Камю считает и себя, и писателей-экзистенциалистов подлинными гуманистами. По его мнению, именно они противостоят безнравственности, «несвободе» и несправедливости «нигилизма», куда он относит не только «мир торгашей», но и социалистическое общество. «Защитники жизни», которые «отвергли нигилизм и продолжали искать справедливость», которые «сегодня вынуждены растить людей и работать в мире, находящемся под угрозой атомного разрушения», — вот кто такие, по Камю, писагели-экзистенциалисты.
Гуманистом считает Камю и Сартр. В некрологе о нем Сартр объявляет Камю наследником давних гуманистических традиций. Он объявляет, что его (Камю) «упорный гуманизм вел... битву против уродливых и сокрушительных событий нашего времени и укреплял в сердце нашей эпохи, вопреки маккиавелистам, вопреки золотому тельцу практицизма, существование нравственного начала».
Действительно, нельзя отрицать, что «гуманизм», если понимать под этим лишь определенную систему взглядов, борьбу за замкнуто субъективную «свободу» человека, за право на духовное его самоопределение, — нельзя отрицать, что такой «гуманизм» всегда защищался Камю. Уже Мерсо своим «равнодушием» отстаивал свою «свободу», выражал свой протест против уродования человека абсурдным миром. Еще в большей мере это относится к Риё, который отстаивал уже не только свою личную «свободу», но и моральную свободу человека вообще, как «достойную уважения».
Однако в обоих случаях речь идет именно о системе взглядов, о «свободе» личности в ее собственном сознании, вне связи с широкой социальной практикой. Причем бессилие такой «свободы» подчеркнуто неизбежным «бесконечным поражением». В лучшем случае, как в «Чуме», речь идет о нравственном стоицизме и моральной чистоте отдельных личностей.
Но ведь объективно это означает, что даже лучшие люди, типа Риё, заведомо ничего не могут изменить в этом мире. Империалистические войны, капиталистическое рабство, обесчеловечение человека собственническим строем, нищета народов — все это оказывается роковым образом неизменным, установленным навечно. И даже осознание людьми своей благородной нравственной «экзистенции» оказывается бессильным: это может принести моральное утешение отдельным людям, возможно, даже несколько уменьшит количество страданий, но бытие навсегда останется бессмысленным и жестоким. И совершенно очевидно, что в реальных исторических условиях, и тем более в решающую эпоху борьбы социализма с капитализмом, такая позиция реакционна. Ею фактически утверждается, что борьба за изменение действительности не только бессмысленна, но и вредна: такая борьба может привести лишь к новым ненужным жертвам (о чем в своих речах не раз и говорит Камю).

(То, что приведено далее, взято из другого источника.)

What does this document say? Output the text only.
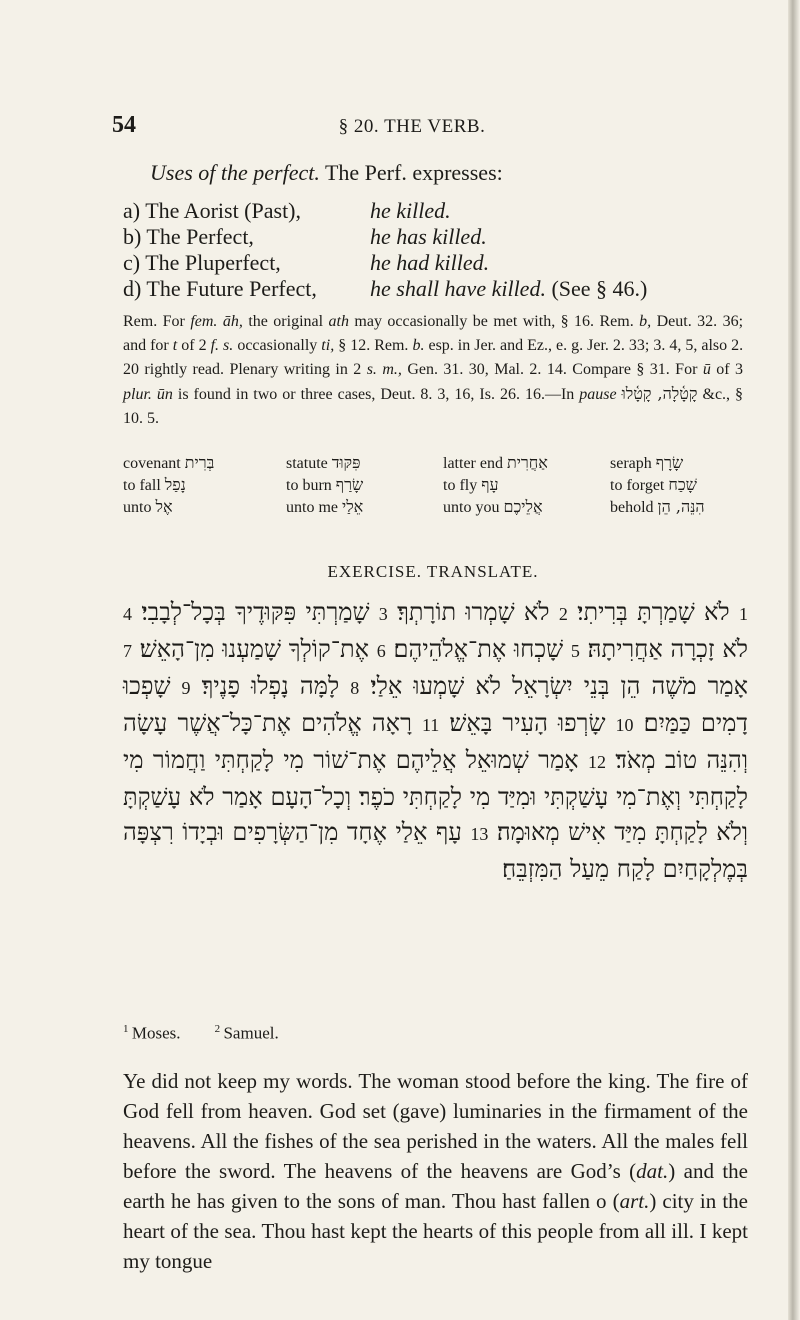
54	§ 20. THE VERB.
Uses of the perfect. The Perf. expresses:
a) The Aorist (Past),	he killed.
b) The Perfect,	he has killed.
c) The Pluperfect,	he had killed.
d) The Future Perfect, he shall have killed. (See § 46.)
Rem. For fem. āh, the original ath may occasionally be met with, § 16. Rem. b, Deut. 32. 36; and for t of 2 f. s. occasionally ti, § 12. Rem. b. esp. in Jer. and Ez., e. g. Jer. 2. 33; 3. 4, 5, also 2. 20 rightly read. Plenary writing in 2 s. m., Gen. 31. 30, Mal. 2. 14. Compare § 31. For ū of 3 plur. ūn is found in two or three cases, Deut. 8. 3, 16, Is. 26. 16.—In pause קָטָ֫לָה, קָטָ֫לוּ &c., § 10. 5.
covenant בְּרִית	statute פִּקּוּד	latter end אַחֲרִית	seraph שָׂרָף
to fall נָפַל	to burn שָׂרַף	to fly עָף	to forget שָׁכַח
unto אֶל	unto me אֵלַי	unto you אֲלֵיכֶם	behold הִנֵּה, הֵן
EXERCISE. TRANSLATE.
1 לֹא שָׁמַרְתָּ בְּרִיתִי׃ 2 לֹא שָׁמְרוּ תוֹרָתְךָ׃ 3 שָׁמַרְתִּי פִּקּוּדֶיךָ בְּכָל־לְבָבִי׃ 4 לֹא זָכְרָה אַחֲרִיתָהּ׃ 5 שָׁכְחוּ אֶת־אֱלֹהֵיהֶם׃ 6 אֶת־קוֹלְךָ שָׁמַעְנוּ מִן־הָאֵשׁ׃ 7 אָמַר מֹשֶׁה הֵן בְּנֵי יִשְׂרָאֵל לֹא שָׁמְעוּ אֵלַי׃ 8 לָמָּה נָפְלוּ פָנֶיךָ׃ 9 שָׁפְכוּ דָמִים כַּמַּיִם׃ 10 שָׂרְפוּ הָעִיר בָּאֵשׁ׃ 11 רָאָה אֱלֹהִים אֶת־כָּל־אֲשֶׁר עָשָׂה וְהִנֵּה טוֹב מְאֹד׃ 12 אָמַר שְׁמוּאֵל אֲלֵיהֶם אֶת־שׁוֹר מִי לָקַחְתִּי וַחֲמוֹר מִי לָקַחְתִּי וְאֶת־מִי עָשַׁקְתִּי וּמִיַּד מִי לָקַחְתִּי כֹפֶר׃ וְכָל־הָעָם אָמַר לֹא עָשַׁקְתָּ וְלֹא לָקַחְתָּ מִיַּד אִישׁ מְאוּמָה׃ 13 עָף אֵלַי אֶחָד מִן־הַשְּׂרָפִים וּבְיָדוֹ רִצְפָּה בְּמֶלְקָחַיִם לָקַח מֵעַל הַמִּזְבֵּחַ׃
$^1$  Moses.  	$^2$  Samuel.
Ye did not keep my words. The woman stood before the king. The fire of God fell from heaven. God set (gave) luminaries in the firmament of the heavens. All the fishes of the sea perished in the waters. All the males fell before the sword. The heavens of the heavens are God’s (dat.) and the earth he has given to the sons of man. Thou hast fallen o (art.) city in the heart of the sea. Thou hast kept the hearts of this people from all ill. I kept my tongue
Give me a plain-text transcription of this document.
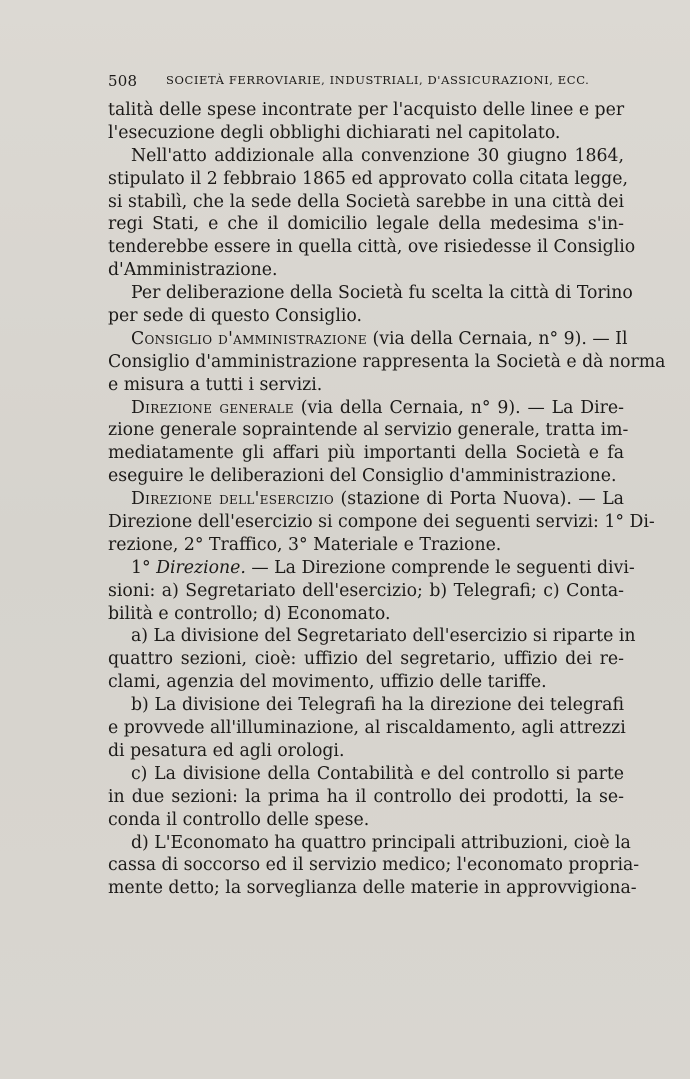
508	SOCIETÀ FERROVIARIE, INDUSTRIALI, D'ASSICURAZIONI, ECC.
talità delle spese incontrate per l'acquisto delle linee e per
l'esecuzione degli obblighi dichiarati nel capitolato.
Nell'atto addizionale alla convenzione 30 giugno 1864,
stipulato il 2 febbraio 1865 ed approvato colla citata legge,
si stabilì, che la sede della Società sarebbe in una città dei
regi Stati, e che il domicilio legale della medesima s'in-
tenderebbe essere in quella città, ove risiedesse il Consiglio
d'Amministrazione.
Per deliberazione della Società fu scelta la città di Torino
per sede di questo Consiglio.
Consiglio d'amministrazione (via della Cernaia, n° 9). — Il
Consiglio d'amministrazione rappresenta la Società e dà norma
e misura a tutti i servizi.
Direzione generale (via della Cernaia, n° 9). — La Dire-
zione generale sopraintende al servizio generale, tratta im-
mediatamente gli affari più importanti della Società e fa
eseguire le deliberazioni del Consiglio d'amministrazione.
Direzione dell'esercizio (stazione di Porta Nuova). — La
Direzione dell'esercizio si compone dei seguenti servizi: 1° Di-
rezione, 2° Traffico, 3° Materiale e Trazione.
1° Direzione. — La Direzione comprende le seguenti divi-
sioni: a) Segretariato dell'esercizio; b) Telegrafi; c) Conta-
bilità e controllo; d) Economato.
a) La divisione del Segretariato dell'esercizio si riparte in
quattro sezioni, cioè: uffizio del segretario, uffizio dei re-
clami, agenzia del movimento, uffizio delle tariffe.
b) La divisione dei Telegrafi ha la direzione dei telegrafi
e provvede all'illuminazione, al riscaldamento, agli attrezzi
di pesatura ed agli orologi.
c) La divisione della Contabilità e del controllo si parte
in due sezioni: la prima ha il controllo dei prodotti, la se-
conda il controllo delle spese.
d) L'Economato ha quattro principali attribuzioni, cioè la
cassa di soccorso ed il servizio medico; l'economato propria-
mente detto; la sorveglianza delle materie in approvvigiona-
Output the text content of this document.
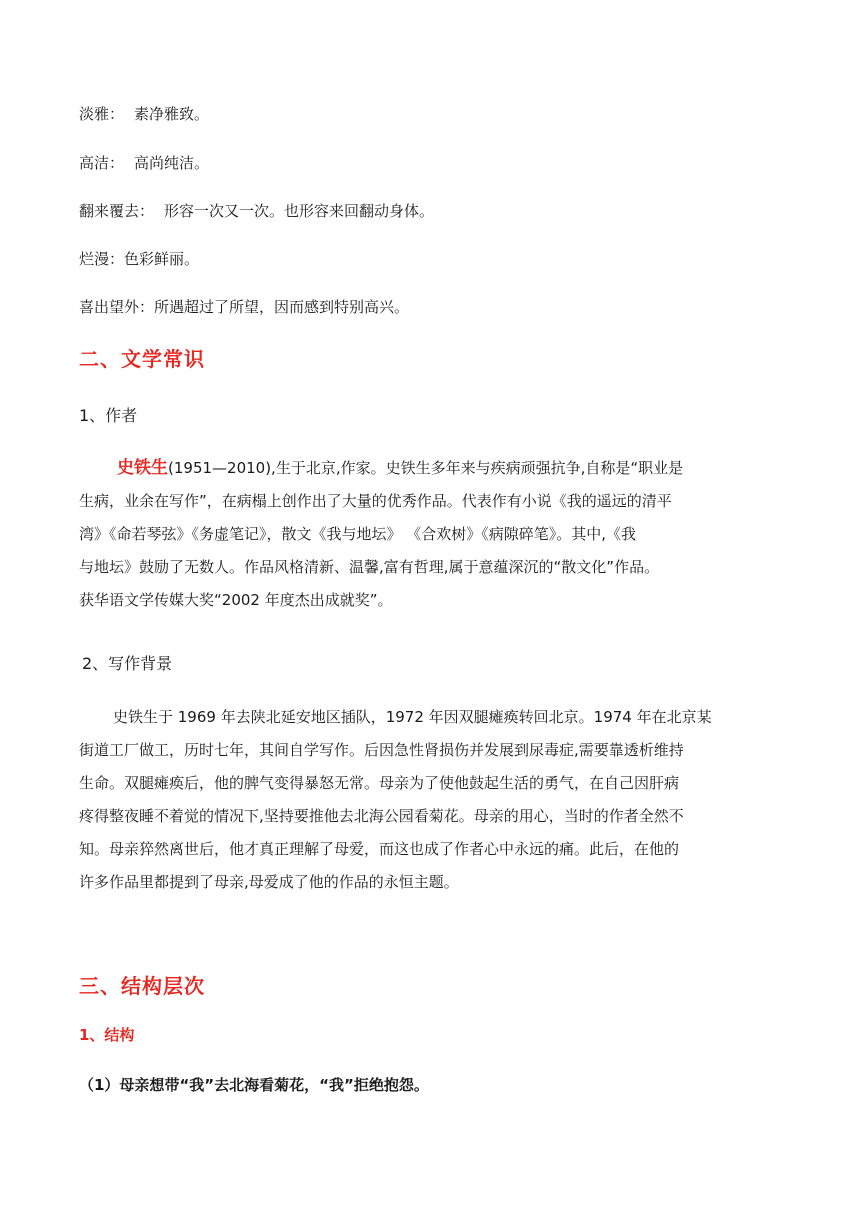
淡雅： 素净雅致。
高洁： 高尚纯洁。
翻来覆去： 形容一次又一次。也形容来回翻动身体。
烂漫：色彩鲜丽。
喜出望外：所遇超过了所望，因而感到特别高兴。
二、文学常识
1、作者

史铁生(1951—2010),生于北京,作家。史铁生多年来与疾病顽强抗争,自称是“职业是

生病，业余在写作”，在病榻上创作出了大量的优秀作品。代表作有小说《我的遥远的清平

湾》《命若琴弦》《务虚笔记》，散文《我与地坛》 《合欢树》《病隙碎笔》。其中,《我

与地坛》鼓励了无数人。作品风格清新、温馨,富有哲理,属于意蕴深沉的“散文化”作品。

获华语文学传媒大奖“2002 年度杰出成就奖”。

2、写作背景

史铁生于 1969 年去陕北延安地区插队，1972 年因双腿瘫痪转回北京。1974 年在北京某

街道工厂做工，历时七年，其间自学写作。后因急性肾损伤并发展到尿毒症,需要靠透析维持

生命。双腿瘫痪后，他的脾气变得暴怒无常。母亲为了使他鼓起生活的勇气，在自己因肝病

疼得整夜睡不着觉的情况下,坚持要推他去北海公园看菊花。母亲的用心，当时的作者全然不

知。母亲猝然离世后，他才真正理解了母爱，而这也成了作者心中永远的痛。此后，在他的

许多作品里都提到了母亲,母爱成了他的作品的永恒主题。

三、结构层次
1、结构
（1）母亲想带“我”去北海看菊花，“我”拒绝抱怨。
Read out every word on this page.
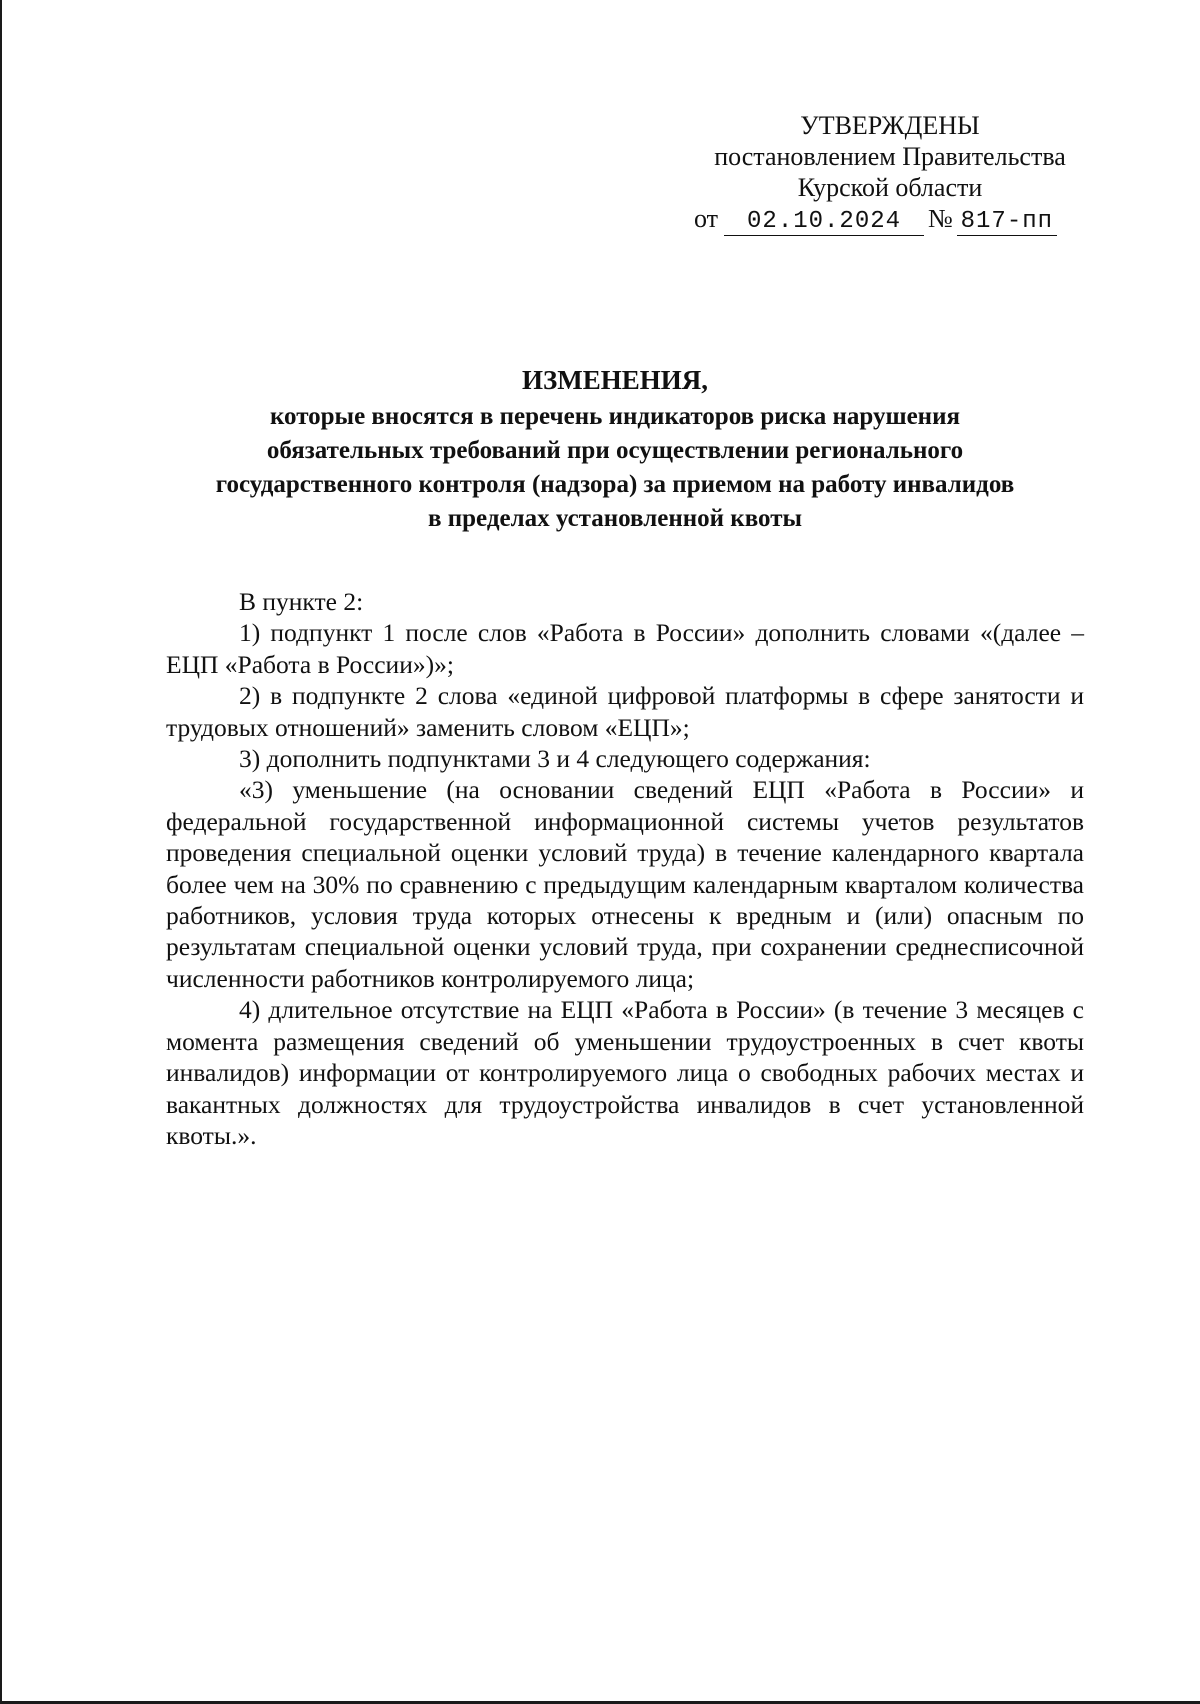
УТВЕРЖДЕНЫ
постановлением Правительства
Курской области
от 02.10.2024 № 817-пп
ИЗМЕНЕНИЯ,
которые вносятся в перечень индикаторов риска нарушения
обязательных требований при осуществлении регионального
государственного контроля (надзора) за приемом на работу инвалидов
в пределах установленной квоты

В пункте 2:

1) подпункт 1 после слов «Работа в России» дополнить словами «(далее – ЕЦП «Работа в России»)»;

2) в подпункте 2 слова «единой цифровой платформы в сфере занятости и трудовых отношений» заменить словом «ЕЦП»;

3) дополнить подпунктами 3 и 4 следующего содержания:

«3) уменьшение (на основании сведений ЕЦП «Работа в России» и федеральной государственной информационной системы учетов результатов проведения специальной оценки условий труда) в течение календарного квартала более чем на 30% по сравнению с предыдущим календарным кварталом количества работников, условия труда которых отнесены к вредным и (или) опасным по результатам специальной оценки условий труда, при сохранении среднесписочной численности работников контролируемого лица;

4) длительное отсутствие на ЕЦП «Работа в России» (в течение 3 месяцев с момента размещения сведений об уменьшении трудоустроенных в счет квоты инвалидов) информации от контролируемого лица о свободных рабочих местах и вакантных должностях для трудоустройства инвалидов в счет установленной квоты.».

Так обнажается внутренняя противоречивость гуманизма Камю. Субъективно он, несомненно, стремился к утверждению справедливости, свободы человека, добра. Но объективно гуманизм этот обернулся реакцией, антигуманизмом, утверждением неизменности несправедливого и античеловечного мира. Впрочем, у русских символистов мы уже встречались с тем же: субъективно они сознавали себя «гуманистами» и даже «революционерами», объективно же были глубоко реакционны. И подобно экзистенциалистам и Камю русские символисты тоже уходили от реальной истории в мир духовной «правды», в «экзистенцию» души, правда, на свой метафизически-мистический манер.